Вера не стала возражать, пошла к мусорному ящику, на который указала. Наклонившись, подняла палку, и Нина отошла на шаг.

– Ну-ка не дури!

– Что я, рукой там копаться буду? – хмыкнула Вера.

   С постным выражением лица она поковырялась в мусоре, и таки выковыряла оттуда грязную и помятую Нинину сумку.

–Эта?

   Нина взяла сумку, осторожно раскрыла ее и вывернула на асфальт. Оттуда выпали ключи, косметичка, носовой платок и даже кошелек. Пустой, конечно. Нина все это бережно подобрала под насмешливым взглядом Веры и испуганным – студента.

   – Ничего не пропало? – спросила Вера, поигрывая палкой.

   – Кое-что пропало,– сказала Нина.– Выпало, наверное.

– Так поищи, – с улыбкой предложила Вера. Нина холодно улыбнулась в ответ.

– Я думаю, ты это сделаешь лучше.

   Она резко заломила ей руку за спину, ткнула головой в мусорный ящик и, подхватив за ноги, опрокинула ее туда, так что лишь болтающиеся ноги торчали наружу да доносились изнутри какие-то сдавленные стоны.
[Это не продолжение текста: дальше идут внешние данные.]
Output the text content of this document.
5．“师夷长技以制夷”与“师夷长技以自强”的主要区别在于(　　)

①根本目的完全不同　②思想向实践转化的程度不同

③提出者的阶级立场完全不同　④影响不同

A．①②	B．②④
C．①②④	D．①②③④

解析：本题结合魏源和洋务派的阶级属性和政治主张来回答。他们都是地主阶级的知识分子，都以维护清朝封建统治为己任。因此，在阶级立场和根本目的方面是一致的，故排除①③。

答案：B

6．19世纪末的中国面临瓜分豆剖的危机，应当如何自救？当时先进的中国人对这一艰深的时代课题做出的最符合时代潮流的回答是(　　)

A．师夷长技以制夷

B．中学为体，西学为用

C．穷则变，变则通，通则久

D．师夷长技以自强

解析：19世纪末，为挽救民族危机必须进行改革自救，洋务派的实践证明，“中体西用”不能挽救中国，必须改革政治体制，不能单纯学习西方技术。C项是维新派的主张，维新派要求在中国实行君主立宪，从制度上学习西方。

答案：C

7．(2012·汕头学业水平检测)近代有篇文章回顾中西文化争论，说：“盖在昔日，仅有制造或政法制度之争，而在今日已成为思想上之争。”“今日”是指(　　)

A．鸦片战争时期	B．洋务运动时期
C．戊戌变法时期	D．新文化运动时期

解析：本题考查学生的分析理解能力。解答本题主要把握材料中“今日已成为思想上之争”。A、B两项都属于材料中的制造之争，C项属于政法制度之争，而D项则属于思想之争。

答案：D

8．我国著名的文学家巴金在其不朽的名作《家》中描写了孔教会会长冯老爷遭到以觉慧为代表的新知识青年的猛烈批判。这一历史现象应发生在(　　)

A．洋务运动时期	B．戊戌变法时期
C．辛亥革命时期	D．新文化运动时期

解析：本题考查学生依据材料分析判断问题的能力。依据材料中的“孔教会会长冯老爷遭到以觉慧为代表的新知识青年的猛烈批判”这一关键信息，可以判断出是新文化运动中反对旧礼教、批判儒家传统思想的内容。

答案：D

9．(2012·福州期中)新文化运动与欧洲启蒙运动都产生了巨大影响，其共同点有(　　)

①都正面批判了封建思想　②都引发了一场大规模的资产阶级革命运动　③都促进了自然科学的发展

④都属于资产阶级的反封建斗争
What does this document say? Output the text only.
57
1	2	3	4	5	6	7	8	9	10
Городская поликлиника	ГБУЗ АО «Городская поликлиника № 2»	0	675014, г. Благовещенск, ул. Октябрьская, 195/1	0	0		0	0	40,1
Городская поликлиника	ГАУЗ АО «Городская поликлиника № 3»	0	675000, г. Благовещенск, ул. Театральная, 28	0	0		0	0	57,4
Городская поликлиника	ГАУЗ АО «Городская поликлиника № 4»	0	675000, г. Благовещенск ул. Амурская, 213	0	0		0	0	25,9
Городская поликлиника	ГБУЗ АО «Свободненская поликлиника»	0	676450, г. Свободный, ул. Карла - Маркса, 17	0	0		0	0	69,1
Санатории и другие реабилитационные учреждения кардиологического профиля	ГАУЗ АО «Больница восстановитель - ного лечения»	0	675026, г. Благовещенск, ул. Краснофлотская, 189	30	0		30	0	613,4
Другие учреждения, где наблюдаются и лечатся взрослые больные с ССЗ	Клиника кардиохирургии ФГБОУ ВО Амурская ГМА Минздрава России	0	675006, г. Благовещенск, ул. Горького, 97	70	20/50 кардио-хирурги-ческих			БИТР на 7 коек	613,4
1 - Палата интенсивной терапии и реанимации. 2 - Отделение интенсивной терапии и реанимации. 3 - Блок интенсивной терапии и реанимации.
– Да зачем же так? – чуть не плача говорил студент.

   – А иначе не получается, – отвечала Нина, тяжело дыша после немалого физического усилия.

   Вера выбралась из мусора, вся облепленная картофельными очистками, яичной скорлупой и шелухой от семечек. Она плевалась и ругалась, а рядом заливисто хохотал, хлопая себя руками по ляжкам, беззубый небритый алкаш.

Нина тоже улыбнулась, повернулась и ушла.